CM = r / tan(x/2) and BM = r / tan(45 - x/2)

- We now use the fact that h = CM + BM to write the equation

h = r / tan(x/2) + r / tan(45 - x/2)

= r [ 1 / tan (x/2) + 1 / tan(45 - x/2) ]

- We now use trigonometric identities to simplify the above equation. The first identity we will use is

tan(45 - x/2) = ( tan(45) - tan(x/2) ) / ( 1 + tan(45)tan(x/2) )

= ( 1 - tan(x/2) ) / ( 1 + tan(x/2) )

- The formula for h is now given by

h = r [ 1 / tan (x/2) + (1 - tan(x/2)) / ( 1 + tan(x/2)) ]

- We now use the identity tan(x/2) = sin(x/2) / cos(x/2) and other identities to rewrite h as follows

h = r [ cos(x/2) / sin(x/2) + (cos(x/2) + sin(x/2)) / (cos(x/2) - sin(x/2)) ]

= r [ 1 / [ (sin(x/2) (cos(x/2) - sin(x/2)) ] ]

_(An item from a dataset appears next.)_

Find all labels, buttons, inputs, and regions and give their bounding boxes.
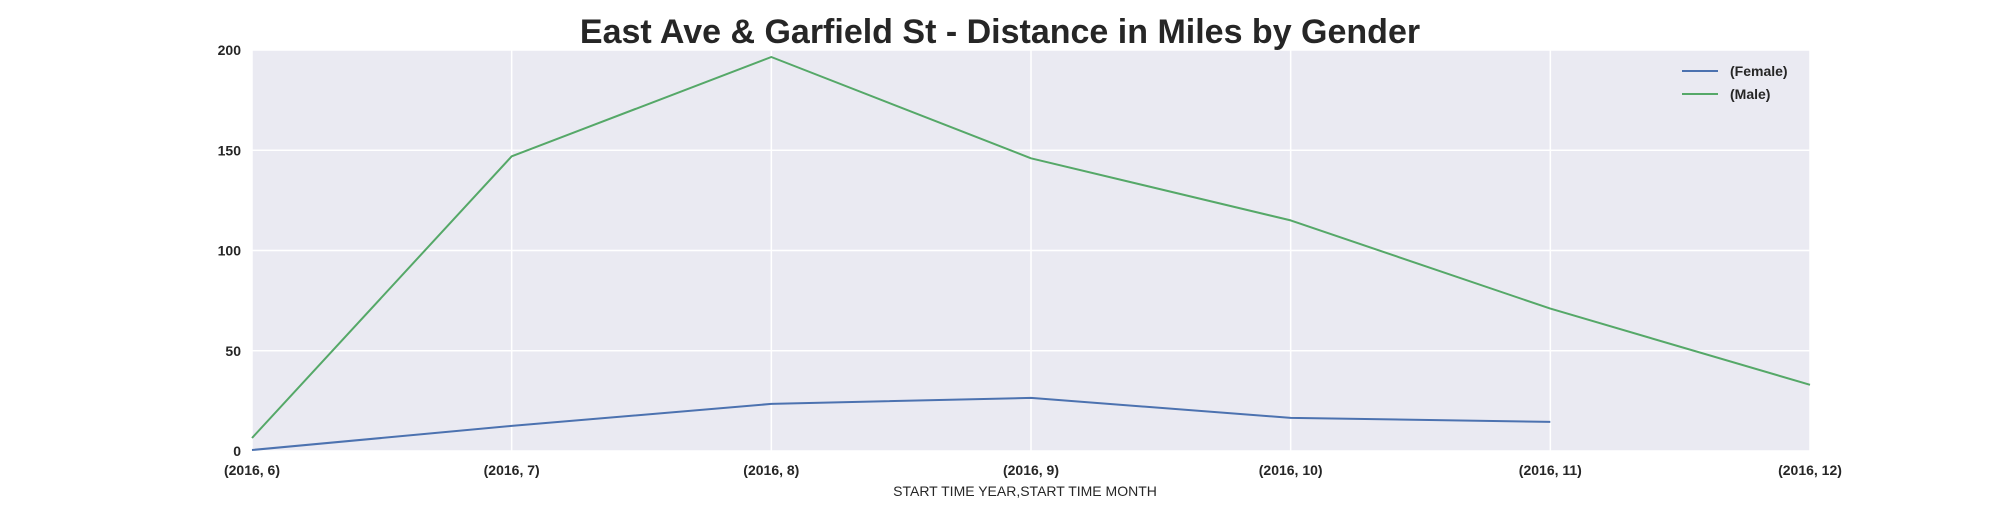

- We now solve the above equation for r to obtain

r = h sin(x/2) ( cos(x/2) - sin(x/2) ) = h ( sin(x/2) cos(x/2) - sin^{ 2}(x/2))

- We now use the identities sin(x/2)cos(x/2) = (1/2) sin (x) and sin
^{ 2}(x/2) = 1/2 - (1/2)cos(x) to write r as follows

r = (h / 2) ( sin(x) + cos(x) - 1)

- b) Now that we have calculated r as a function of x, and h assumed constant, let us find the first derivative of r with respect to x

dr / dx = (h / 2) [ cos(x) - sin(x)]

- Let us find a critical points for r by solving the equation dr / dx = 0.

(h / 2) [ cos(x) - sin(x)] = 0

- gives

cos(x) - sin(x) = 0 since h is constant and not equal to 0.

cos(x) = sin(x)

- Square both sides

cos^{ 2}(x) = sin^{ 2}(x)

cos^{ 2}(x) = 1 - cos^{ 2}(x)

- Solve for cos x to obtain

cos(x) = + 1/√(2) or - 1/√(2)

- x is a acute angle and therefore the solution to our equation is given by

x = π/4 = 45 degrees.

- The graph of dr/dx is shown below and dr/dx is positive for x < π/4 and negative for x > π/4, therefore r has a maximum at x = π/4 = 45 degrees.
- x = 45 degrees is the value of angle ACB for which the radius r is maximum for a given value h of the length of the hypotenuse. Note that in this case triangle ABC is isosceles.